The Staple Singers Biography

This well-known US family gospel group was formed in 1951 by Pops Staples (Roebuck Staples, 28 December 1914, Winona, Mississippi, USA, d. 19 December 2000, Dolton, Illinois, USA) and four of his children, Mavis Staples (b. 10 July 1939, Chicago, Illinois, USA), Cleotha Staples and Pervis Staples, who was later replaced by Yvonne Staples. The group fused an original presentation of sacred music, offsetting Mavis Staples’ striking voice against her father’s lighter tenor, rather than follow the accustomed ‘jubilee’ or ‘quartet’ formations, prevalent in the genre. Pops’ striking guitar work, reminiscent of delta-blues, added to their inherent individuality. Singles such as ‘Uncloudy Day’, ‘Will The Circle Be Unbroken’ and ‘I’m Coming Home’, proved especially popular, while an original song, ‘This May Be The Last Time’, provided the inspiration for the Rolling Stones’ hit ‘The Last Time’.

During the early half of the 60s, the group tried to broaden its scope. Two singles produced by Larry Williams, ‘Why (Am I Treated So Bad)’ and ‘For What It’s Worth’, a Stephen Stills composition, anticipated the direction the Staples would take on signing with Stax Records in 1967. Here they began recording material contributed by the label’s established songwriters, including Homer Banks and Bettye Crutcher, which embraced a moral focus, rather than a specifically religious one. Reduced to a quartet following the departure of Pervis, a bubbling version of Bobby Bloom’s ‘Heavy Makes You Happy’ (1970) gave the group their first R&B hit. This new-found appeal flourished with ‘Respect Yourself’ (1971) and ‘I’ll Take You There’ (1972 - a US pop number 1), both of which expressed the group’s growing confidence. Their popularity was confirmed with ‘If You’re Ready (Come Go With Me)’ (1973), ‘City In The Sky’ (1974), and by appearances in two movies, Wattstax and Soul To Soul.
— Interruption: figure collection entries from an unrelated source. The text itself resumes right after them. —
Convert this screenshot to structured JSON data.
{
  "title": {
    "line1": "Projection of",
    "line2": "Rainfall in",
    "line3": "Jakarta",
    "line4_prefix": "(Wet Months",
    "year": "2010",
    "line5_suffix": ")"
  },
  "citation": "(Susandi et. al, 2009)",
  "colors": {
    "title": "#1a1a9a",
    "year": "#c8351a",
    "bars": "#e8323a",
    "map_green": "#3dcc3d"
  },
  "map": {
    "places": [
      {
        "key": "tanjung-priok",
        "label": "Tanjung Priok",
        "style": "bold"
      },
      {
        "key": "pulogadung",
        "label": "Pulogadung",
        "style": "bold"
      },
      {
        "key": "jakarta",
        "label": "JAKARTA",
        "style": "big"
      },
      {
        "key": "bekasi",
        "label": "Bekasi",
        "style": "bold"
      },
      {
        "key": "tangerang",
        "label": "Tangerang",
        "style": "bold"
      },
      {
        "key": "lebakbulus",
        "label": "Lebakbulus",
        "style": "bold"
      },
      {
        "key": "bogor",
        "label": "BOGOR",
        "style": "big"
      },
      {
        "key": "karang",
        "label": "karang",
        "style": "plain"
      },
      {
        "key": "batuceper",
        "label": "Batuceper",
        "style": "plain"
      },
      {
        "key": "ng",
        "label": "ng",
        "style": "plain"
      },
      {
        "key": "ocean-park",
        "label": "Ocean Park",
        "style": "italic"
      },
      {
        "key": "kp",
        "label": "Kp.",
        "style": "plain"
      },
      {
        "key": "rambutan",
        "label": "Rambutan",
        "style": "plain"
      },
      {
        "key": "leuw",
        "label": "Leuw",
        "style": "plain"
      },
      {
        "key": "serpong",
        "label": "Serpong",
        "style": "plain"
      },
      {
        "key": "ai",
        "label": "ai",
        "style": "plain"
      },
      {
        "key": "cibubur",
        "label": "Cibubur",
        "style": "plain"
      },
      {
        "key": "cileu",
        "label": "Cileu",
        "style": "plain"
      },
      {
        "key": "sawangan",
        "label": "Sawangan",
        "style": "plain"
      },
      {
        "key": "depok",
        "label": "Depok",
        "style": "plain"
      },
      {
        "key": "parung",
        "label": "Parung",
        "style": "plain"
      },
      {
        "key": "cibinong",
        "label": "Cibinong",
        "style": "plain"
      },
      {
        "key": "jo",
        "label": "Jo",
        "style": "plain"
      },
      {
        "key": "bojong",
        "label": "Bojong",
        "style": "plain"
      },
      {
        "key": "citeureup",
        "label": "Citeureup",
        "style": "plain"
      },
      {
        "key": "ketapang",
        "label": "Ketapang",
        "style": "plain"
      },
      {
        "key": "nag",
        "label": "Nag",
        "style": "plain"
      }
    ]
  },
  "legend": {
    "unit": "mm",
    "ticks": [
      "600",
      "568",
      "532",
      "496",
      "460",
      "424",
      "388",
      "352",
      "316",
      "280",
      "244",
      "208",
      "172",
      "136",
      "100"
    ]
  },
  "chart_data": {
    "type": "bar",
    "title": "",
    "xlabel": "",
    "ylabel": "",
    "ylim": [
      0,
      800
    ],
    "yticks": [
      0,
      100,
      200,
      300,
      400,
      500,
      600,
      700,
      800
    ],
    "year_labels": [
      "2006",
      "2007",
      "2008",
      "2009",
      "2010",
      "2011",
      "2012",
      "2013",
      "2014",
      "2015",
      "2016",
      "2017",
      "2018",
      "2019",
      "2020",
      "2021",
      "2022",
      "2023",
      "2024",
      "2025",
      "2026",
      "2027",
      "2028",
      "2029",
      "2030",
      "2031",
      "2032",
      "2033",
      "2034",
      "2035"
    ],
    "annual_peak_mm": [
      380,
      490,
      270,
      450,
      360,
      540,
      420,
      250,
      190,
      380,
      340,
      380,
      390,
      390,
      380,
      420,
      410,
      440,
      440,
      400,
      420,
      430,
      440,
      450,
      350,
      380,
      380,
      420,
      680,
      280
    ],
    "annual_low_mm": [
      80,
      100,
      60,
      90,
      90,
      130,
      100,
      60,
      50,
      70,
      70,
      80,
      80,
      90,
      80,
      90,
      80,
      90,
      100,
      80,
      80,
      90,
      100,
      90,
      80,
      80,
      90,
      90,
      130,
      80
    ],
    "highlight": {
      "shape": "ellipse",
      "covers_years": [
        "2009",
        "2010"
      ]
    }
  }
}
The Staple Singers later moved to the Curtom label where they had an immediate success with two songs from a Curtis Mayfield -penned film soundtrack, ‘Let’s Do It Again’ (another US pop number 1) and ‘New Orleans’. These recordings were the group’s last major hits although a series of minor R&B chart places between 1984 and 1985 continued their long-established ability to be both populist and inspirational. The group was inducted into the Rock And Roll Hall Of Fame in 1999. Pops Staples passed away the following December.